Wed, Sep 25, 8:03am by Staff Writer
The race for the development of an integrated resort in the Japanese city of Osaka has narrowed to just three bidders.
Casino News Daily reports that MGM Resorts International, Galaxy Entertainment Group and Genting Singapore are the three in the running.
According to reports from Japanese media outlets, the above-mentioned three companies have submitted a request for concept proposal for the development of a resort with dedicated casino space.
Japan legalised casino gambling in 2016 and authorised the construction of up to three integrated resorts with gaming floors to create a market some analysts believe could annually see $20 billion in gaming revenue.
Osaka has long been considered the front runner in the casino race due to the large number of international visitors the city welcomes every year, as well as the strong local political support the potential development of a gaming resort has seen.
Analysts also believe that Yokohama, Nagasaki, Wakayama, and event Japan’s capital Tokyo could be selected as hosts to the country’s first three integrated resorts.
Yokohama recently joined officially the casino race, with the city’s mayor Fumiko Hayashi, saying that they need an integrated resort in order to “achieve growth and development.”
Up until recently, Osaka was favoured by a number of major international developers in their plans to build a resort and tap into Japan’s nascent casino market.
However, that changed quickly with Yokohama’s announcement that it would look to host one of the three gaming complexes.

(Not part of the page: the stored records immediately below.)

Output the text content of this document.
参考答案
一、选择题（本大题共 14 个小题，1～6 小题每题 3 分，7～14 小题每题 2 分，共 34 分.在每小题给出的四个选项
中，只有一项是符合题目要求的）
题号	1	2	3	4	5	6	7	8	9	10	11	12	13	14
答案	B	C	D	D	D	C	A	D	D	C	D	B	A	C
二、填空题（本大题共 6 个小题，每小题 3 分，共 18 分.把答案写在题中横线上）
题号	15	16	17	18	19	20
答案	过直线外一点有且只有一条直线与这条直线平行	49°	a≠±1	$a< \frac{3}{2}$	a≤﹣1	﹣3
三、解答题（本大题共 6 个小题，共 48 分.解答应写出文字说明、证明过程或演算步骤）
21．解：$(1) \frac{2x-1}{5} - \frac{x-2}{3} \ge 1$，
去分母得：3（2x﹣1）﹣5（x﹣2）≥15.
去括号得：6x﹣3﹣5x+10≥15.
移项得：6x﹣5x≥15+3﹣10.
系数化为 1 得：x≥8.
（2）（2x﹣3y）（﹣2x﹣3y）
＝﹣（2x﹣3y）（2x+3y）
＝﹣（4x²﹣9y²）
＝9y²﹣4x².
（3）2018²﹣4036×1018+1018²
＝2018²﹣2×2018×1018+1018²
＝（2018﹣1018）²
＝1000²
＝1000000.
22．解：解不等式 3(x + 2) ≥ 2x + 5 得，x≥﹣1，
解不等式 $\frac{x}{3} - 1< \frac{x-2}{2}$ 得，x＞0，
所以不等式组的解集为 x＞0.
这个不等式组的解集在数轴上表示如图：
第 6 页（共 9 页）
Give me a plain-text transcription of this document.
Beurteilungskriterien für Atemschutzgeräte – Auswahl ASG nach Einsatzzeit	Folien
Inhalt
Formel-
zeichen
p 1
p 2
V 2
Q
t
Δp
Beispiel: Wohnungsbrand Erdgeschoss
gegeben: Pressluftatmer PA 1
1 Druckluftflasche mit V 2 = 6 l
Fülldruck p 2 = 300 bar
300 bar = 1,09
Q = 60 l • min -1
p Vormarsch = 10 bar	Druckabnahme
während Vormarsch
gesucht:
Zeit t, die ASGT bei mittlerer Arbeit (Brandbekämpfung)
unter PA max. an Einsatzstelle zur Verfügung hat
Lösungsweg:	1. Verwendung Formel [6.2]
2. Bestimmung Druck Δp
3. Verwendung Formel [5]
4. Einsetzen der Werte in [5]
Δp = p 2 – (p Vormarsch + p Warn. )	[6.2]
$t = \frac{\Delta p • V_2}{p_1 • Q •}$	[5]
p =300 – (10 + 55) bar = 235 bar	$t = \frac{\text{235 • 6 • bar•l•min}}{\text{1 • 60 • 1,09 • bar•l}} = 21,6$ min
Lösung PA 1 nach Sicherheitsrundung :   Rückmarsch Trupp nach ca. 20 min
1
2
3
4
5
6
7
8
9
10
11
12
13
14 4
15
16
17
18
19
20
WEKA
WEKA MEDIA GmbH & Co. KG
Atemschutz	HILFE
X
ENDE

Yokohama is Japan’s second largest city, a major port that sits juts south of Tokyo.
Over the years, a number of major gaming and hospitality operators have shown strong interest in bringing integrated resort experiences to Osaka.
Genting Singapore among 3 bidders in narrowing Osaka casino race – The Edge Markets https://t.co/p2yk6iyLTd
— Kelvin Ho (@kelvho129) September 24, 2019
With Yokohama joining the race, some of them abandoned their Osaka plans and focused their attention to the other city.
Las Vegas Sands, the gaming and hospitality powerhouse led by mogul Sheldon Adelson, was the first to announce its withdrawal from the Osaka casino race.
The company said last month that it would no longer pursue development opportunities in the city and that it would instead focus its efforts on obtaining permits to develop an integrated resort in Yokohama.
Las Vegas Sands already boasts strong Asian presence with properties in Macau and Singapore.
Just days ago, Melco Resorts & Entertainment announced a ‘Yokohama First’ strategy, saying that the city has “convenient location, communication links, vibrancy, and pioneering spirit” and is “an ideal candidate for a large-scale development designed specifically for premium international tourists.”
Melco, too, has decided to drop its Osaka bid and to focus its undivided attention on winning the Yokohama race.
Caesars Entertainment Corp, which too was previously interested in Osaka, recently dropped its plans to pursue a gaming licence in Japan, citing its merger with Reno, Nevada-based gaming and hospitality company Eldorado Resorts as the main reason for its decision.
Wynn Resorts was another major company previously believed to be interested in the Osaka opportunity.
Earlier this month, Chris Gordon, president of Wynn Resorts Development Japan, said that they plan to build the world’s largest casino property in Osaka and that if the company wins a gaming licence, its property would spread across between two and three million square feet.
However, the company was not cited as a potential Osaka casino bidder by local media in recent reports.
Last month, MGM Resorts International issued a statement to reaffirm its commitment to Osaka as their preferred host to a gaming resort.
The company’s chief executive officer Jim Murren said in a statement that they plan to “bring world class entertainment, exciting cultural events, convention expertise, and premium dining and retail experiences that will have broad appeal both nationally and internationally.”